Oxfam called on EU member states to take the lead in helping Pakistan to recover from the devastating floods, in both the short and long term.

''Rebuilding the country will take years and billions of euros. European leadership on debt relief and increased market access for Pakistan could play a crucial role in speeding up its recovery,'' said Elise Ford, head of Oxfam's EU office.

''Prior to the floods, poverty was already widespread and food insecurity was alarming. The case for the EU to make trade concessions before was compelling. Now it is imperative,'' she added.

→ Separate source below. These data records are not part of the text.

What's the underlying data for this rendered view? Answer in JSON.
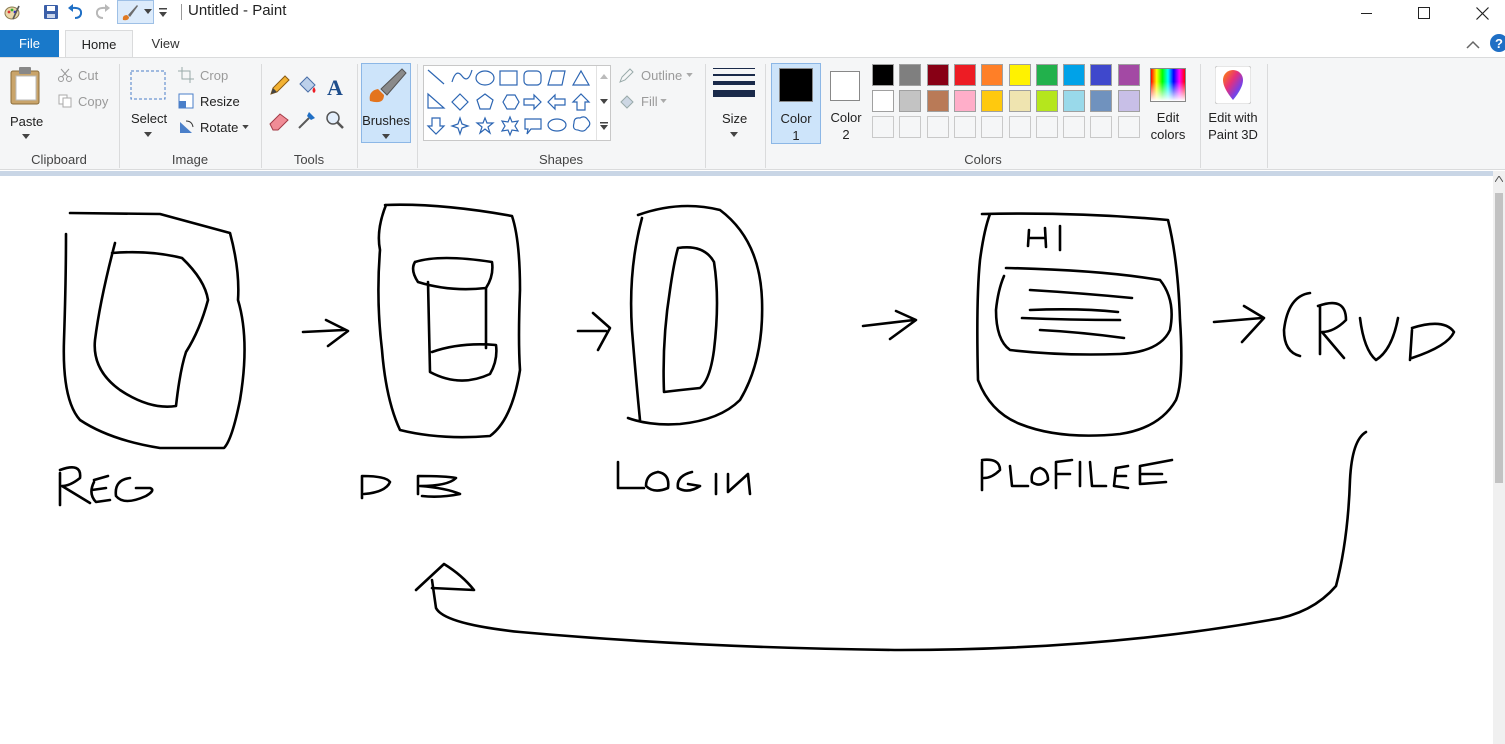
{
  "window": {
    "title": "Untitled - Paint"
  },
  "tabs": {
    "file": "File",
    "home": "Home",
    "view": "View"
  },
  "clipboard": {
    "paste": "Paste",
    "cut": "Cut",
    "copy": "Copy",
    "group": "Clipboard"
  },
  "image": {
    "select": "Select",
    "crop": "Crop",
    "resize": "Resize",
    "rotate": "Rotate",
    "group": "Image"
  },
  "tools": {
    "group": "Tools"
  },
  "brushes": {
    "label": "Brushes"
  },
  "shapes": {
    "outline": "Outline",
    "fill": "Fill",
    "group": "Shapes"
  },
  "size": {
    "label": "Size"
  },
  "colors": {
    "color1_label": "Color",
    "color1_num": "1",
    "color2_label": "Color",
    "color2_num": "2",
    "group": "Colors",
    "edit_colors_1": "Edit",
    "edit_colors_2": "colors",
    "color1_value": "#000000",
    "color2_value": "#ffffff",
    "palette_row1": [
      "#000000",
      "#7f7f7f",
      "#880015",
      "#ed1c24",
      "#ff7f27",
      "#fff200",
      "#22b14c",
      "#00a2e8",
      "#3f48cc",
      "#a349a4"
    ],
    "palette_row2": [
      "#ffffff",
      "#c3c3c3",
      "#b97a57",
      "#ffaec9",
      "#ffc90e",
      "#efe4b0",
      "#b5e61d",
      "#99d9ea",
      "#7092be",
      "#c8bfe7"
    ]
  },
  "paint3d": {
    "line1": "Edit with",
    "line2": "Paint 3D"
  }
}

The EU and Pakistan have long been negotiating a number of trade facilities to favour access of Pakistani products to Europe. Although some northern European countries support trade deals with Islamabad, southern and eastern member states adopt a more cautious approach due to the impact of such measures on the textile and clothing industry and on employment.

In 2007, EU exports to Pakistan amounted to €3.8 billion, while goods imported from Pakistan were worth €3.4 billion. Textiles and clothing as well as leather products account for the majority of Pakistani exports, while its imports from the EU mainly comprise mechanical and electrical machinery, as well as chemical and pharmaceutical products.

Textiles and clothing account for more than 70% of Pakistan's exports to the EU. In 2007, the EU imported textiles and clothing articles from Pakistan worth €2.6 billion, of which around 80% entered the EU at a preferential tariff rate, according to European Commission figures.